As a defensive-minded forward and a penalty-killer, it’s always been Andrew Desjardins’ job to step in front of slap shots. And that won’t change the next time he’s on the ice, even though the last time he put himself in harm’s way, he suffered a lower-body injury that has cost him three weeks and counting.
“That’s one of those things you can’t really think about,” Desjardins said after participating in his first morning skate of the regular season on Sunday. “You’ve just got to do the right things, and obviously use your body in whichever way possible to prevent goals. I’m going to put that [out] of the back of my mind, just play, and not worry about that too much.”
Desjardins suffered an apparent foot injury when he blocked a shot in the third period of the Blackhawks’ preseason finale at St. Louis on Oct. 8. He started skating on his own Saturday, and rejoined his teammates for an optional skate Sunday morning. Desjardins has now been fitted with skate protectors, which lessen the chance of getting hurt on a blocked shot off the foot. While they’re common in the NHL, Desjardins had never worn them. The first significant injury of his career was enough to make him a convert.
There’s no exact timetable for Desjardins’ return, but Hawks coach Joel Quenneville said he’ll have a better idea after seeing how the veteran responds over the next couple of days.
“Maybe by the weekend, we’ll have a clearer idea,” Quenneville said. “He certainly looks pretty good out there. Conditioning’s part of it, but you’ve also got to make sure the injury is fully healed and you’re ready.”
Desjardins led all Hawks forwards in shorthanded ice time last season. He knows he can’t be the savior of the team’s historically bad penalty-kill, which had allowed 15 goals on 30 power plays entering Sunday’s game against the Los Angeles Kings, but he’s eager to get back on the ice and help.
“The guys have been working hard and trying to correct some of the mistakes that have been occurring,” Desjardins said. “[It’s] a team thing, and one player is not going to change that completely. But you obviously want to be out there to help when you can.”
Artem Anisimov entered Sunday’s game just two points off the league lead with five goals and five assists through eight games. But his 37.1 faceoff percentage is second-worst in the league among players with at least 100 draws. After going a dismal 35-of-100 over his first seven games, Anisimov’s 8-of-16 effort Friday in New Jersey was a big step in the right direction.

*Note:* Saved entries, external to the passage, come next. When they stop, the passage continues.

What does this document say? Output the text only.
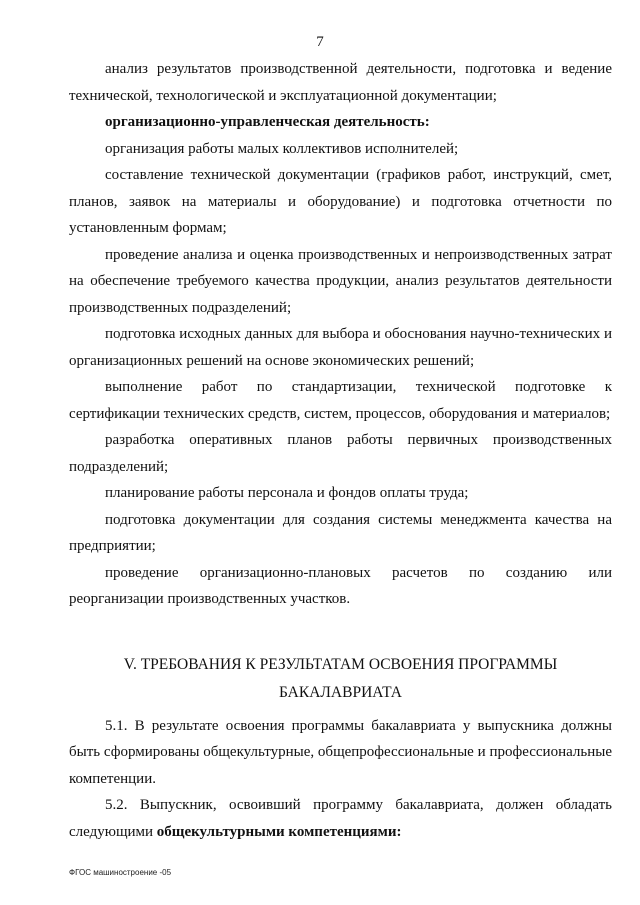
7

анализ результатов производственной деятельности, подготовка и ведение технической, технологической и эксплуатационной документации;

организационно-управленческая деятельность:

организация работы малых коллективов исполнителей;

составление технической документации (графиков работ, инструкций, смет, планов, заявок на материалы и оборудование) и подготовка отчетности по установленным формам;

проведение анализа и оценка производственных и непроизводственных затрат на обеспечение требуемого качества продукции, анализ результатов деятельности производственных подразделений;

подготовка исходных данных для выбора и обоснования научно-технических и организационных решений на основе экономических решений;

выполнение работ по стандартизации, технической подготовке к сертификации технических средств, систем, процессов, оборудования и материалов;

разработка оперативных планов работы первичных производственных подразделений;

планирование работы персонала и фондов оплаты труда;

подготовка документации для создания системы менеджмента качества на предприятии;

проведение организационно-плановых расчетов по созданию или реорганизации производственных участков.

V. ТРЕБОВАНИЯ К РЕЗУЛЬТАТАМ ОСВОЕНИЯ ПРОГРАММЫ
БАКАЛАВРИАТА

5.1. В результате освоения программы бакалавриата у выпускника должны быть сформированы общекультурные, общепрофессиональные и профессиональные компетенции.

5.2. Выпускник, освоивший программу бакалавриата, должен обладать следующими общекультурными компетенциями:

ФГОС машиностроение -05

“A little bit, just a little bit,” Anisimov said with a laugh. “Like 5 percent better.”
Anisimov has been working with faceoff specialist and Hawks development coach Yanic Perreault.
“We just talk about what I need to do, and we just pick two or three things that I need to focus on,” Anisimov said. “I just tried to focus on the last game and it was helpful.”
Gustav Forsling missed his second straight game with an upper-body injury on Sunday. Quenneville said the rookie defenseman “possibly” could play Tuesday against Calgary.